Where Politics and Economy coincide: Tiananmen Square Beijing.
Whether it is possible to make a clear distinction in categories between the first post and this one, is a matter to be debated. But here are some more good reads about China.
For the Time deprived: The 1 Hour China Book- Jeffrey Towson and Jonathan Woetzel
Two American professors at leading Chinese University Peking University describe six “ Mega Trends” in the Chinese economy, from urbanization to the internet. They claim the book can be read in 1 hour, though a closer read warrants 2 to 3 hours. While the authors admit that China is big and complicated, the book gives a good and simplified overview of current issues.
Politically savvy– The Party- Richard McGregor
How has the Communist Party shaped China and how is it ruling this vast country in the 21st century? McGregor points out how what was once a revolutionary party is now firmly the establishment. A must read for those who want to understand more about how this vast country is governed.
Entrepreneurs: Mr China- Tim Clissold
After China opened up to foreign investors in the late seventies, Western investors tried to grab their chances and huge amounts of foreign investment became available. Many became rich, though not necessarily the Western investors themselves. Although the Chinese economy has changed tremendously, the book still contains lessons for foreigners wanting to do business in the Middle Kingdom.

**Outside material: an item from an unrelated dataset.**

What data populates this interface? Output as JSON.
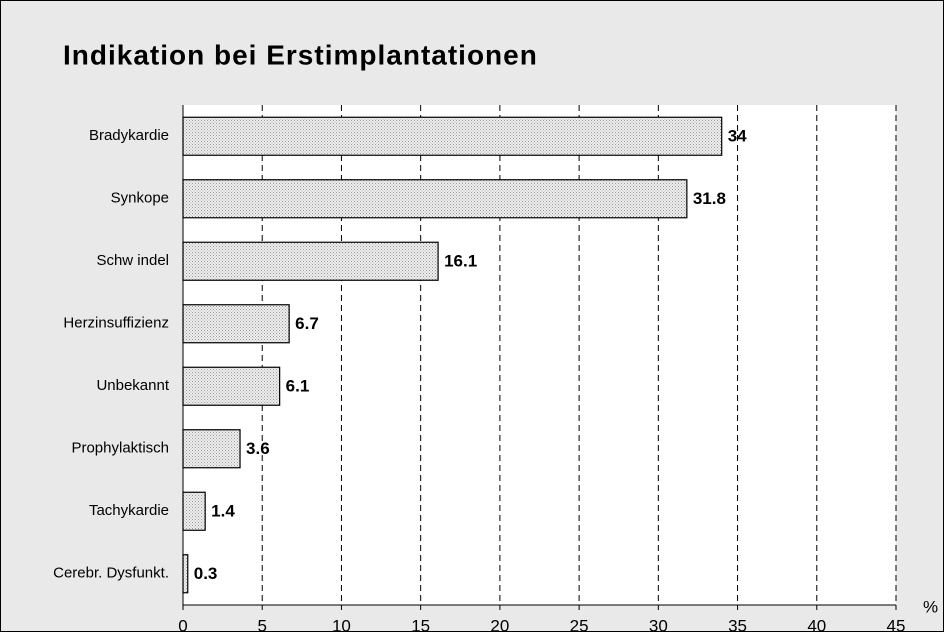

Marketeers: As China Goes, So Goes the World- Karl Gerth
People who visited China in the 80ies or early 90’ies always tell me about the throngs of bicycles in the streets. Gerth explains why dreams of turning China into the first motorized vehicle free economy have been replaced by the smoggy, congested cities we know today, and gives examples of the Chinese consumer’s needs.
Negotiators: Chinese Commercial Negotiating Style- Lucian Pye
This book is only available second hand, but a relevant and concise introduction into Chinese negotiating. Many books about doing business in China focus on irrelevant details about handing over business cards with both hands. Pye on the other hand explains that Chinese believe patience is a value in negotiations and takes it from there, answering questions such as why the Chinese have a preference for informal sessions and who really is in charge of the negotiations.

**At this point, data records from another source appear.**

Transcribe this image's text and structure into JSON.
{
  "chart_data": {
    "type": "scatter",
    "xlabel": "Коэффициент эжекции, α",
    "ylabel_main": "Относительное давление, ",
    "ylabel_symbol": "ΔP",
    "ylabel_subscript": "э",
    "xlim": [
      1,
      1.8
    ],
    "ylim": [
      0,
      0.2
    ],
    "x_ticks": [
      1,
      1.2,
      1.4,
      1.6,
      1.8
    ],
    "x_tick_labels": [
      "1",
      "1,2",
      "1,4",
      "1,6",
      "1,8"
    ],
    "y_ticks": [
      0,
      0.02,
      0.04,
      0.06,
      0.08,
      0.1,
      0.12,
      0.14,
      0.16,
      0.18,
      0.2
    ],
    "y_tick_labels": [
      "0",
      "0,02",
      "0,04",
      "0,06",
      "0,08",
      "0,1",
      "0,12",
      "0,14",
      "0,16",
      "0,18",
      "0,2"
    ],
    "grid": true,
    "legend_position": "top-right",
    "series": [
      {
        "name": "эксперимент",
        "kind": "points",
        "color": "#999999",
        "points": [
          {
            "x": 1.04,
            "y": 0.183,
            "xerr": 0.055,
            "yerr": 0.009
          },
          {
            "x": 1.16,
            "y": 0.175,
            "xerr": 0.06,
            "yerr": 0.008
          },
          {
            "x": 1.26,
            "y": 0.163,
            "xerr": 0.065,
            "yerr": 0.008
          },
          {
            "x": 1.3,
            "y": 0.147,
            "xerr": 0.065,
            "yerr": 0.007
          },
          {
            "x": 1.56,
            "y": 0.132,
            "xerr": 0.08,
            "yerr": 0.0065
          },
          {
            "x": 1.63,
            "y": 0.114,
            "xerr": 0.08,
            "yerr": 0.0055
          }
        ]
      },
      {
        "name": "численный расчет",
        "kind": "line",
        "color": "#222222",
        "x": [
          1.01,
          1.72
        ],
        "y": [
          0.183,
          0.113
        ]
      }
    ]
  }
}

Looking for in-depth knowledge:Deng Xiaoping and the Transformation of China- Ezra Vogel
I hesitated to add this book to the list. Not because it is not worth reading, but rather because it takes such a long time. However, if you want to understand the enormous transformation that China, and particularly its economy, has undergone, this book provides you with an in-depth description, with Deng Xiaoping as the leading man. The architect of Opening Up and Reform, he had a fascinating career in the Communist Party, but was purged from it 3 times.